What about safety? Putting two separate, safe, approved drugs already used together into one pill could theoretically be dangerous, but it is very unlikely. Any undesirable interaction between the two would have been noted long ago, since they have been co-administered. The chance of the two drugs reacting with each other inside the new pill is essentially zero. Solids rarely react with each other, even when mixed together. With regard to the quality of the Imprimus drug, pyrimethamine is extremely simple to synthesize, and any impurities that might be formed during the synthesis will be easily detectable and removed under CGMP. For that reason, the quality of the drug produced by either Turing or Imprimus should be high.

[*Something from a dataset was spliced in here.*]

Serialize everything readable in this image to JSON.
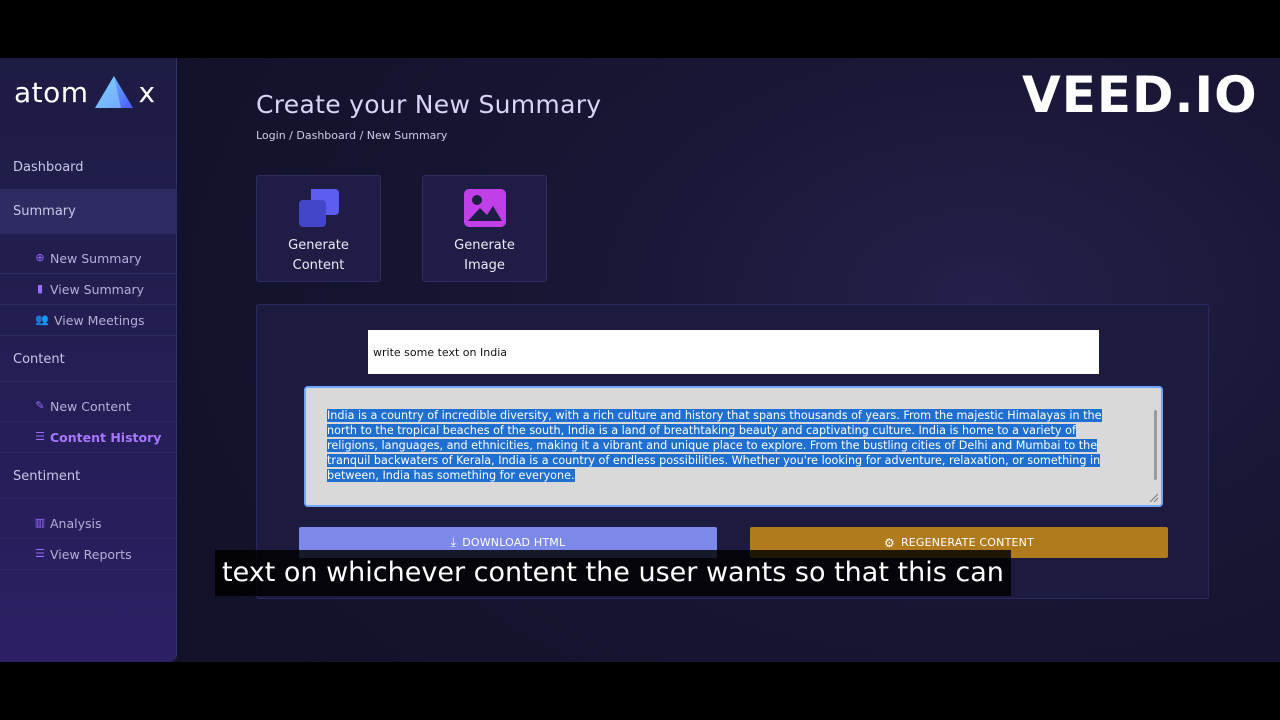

Yet the safety aspect is more nuanced than that. The levels of all drug in the blood are affected by a number of parameters, such as absorption, particle size and crystal form. This will not be measured as part of the normal FDA protocol, and so Turing has a legitimate point.

It would seem that Imprimus is being allowed a little FDA leeway here. There is more than science at stake, though, there is also the matter of the pocketbooks of patients and companies. If Daraprim could be made and sold for $1 a real viable business model someone would have done it long ago. If not, then it is a publicity stunt a marketing strategy, or perhaps even political. It will be interesting to see how this plays out.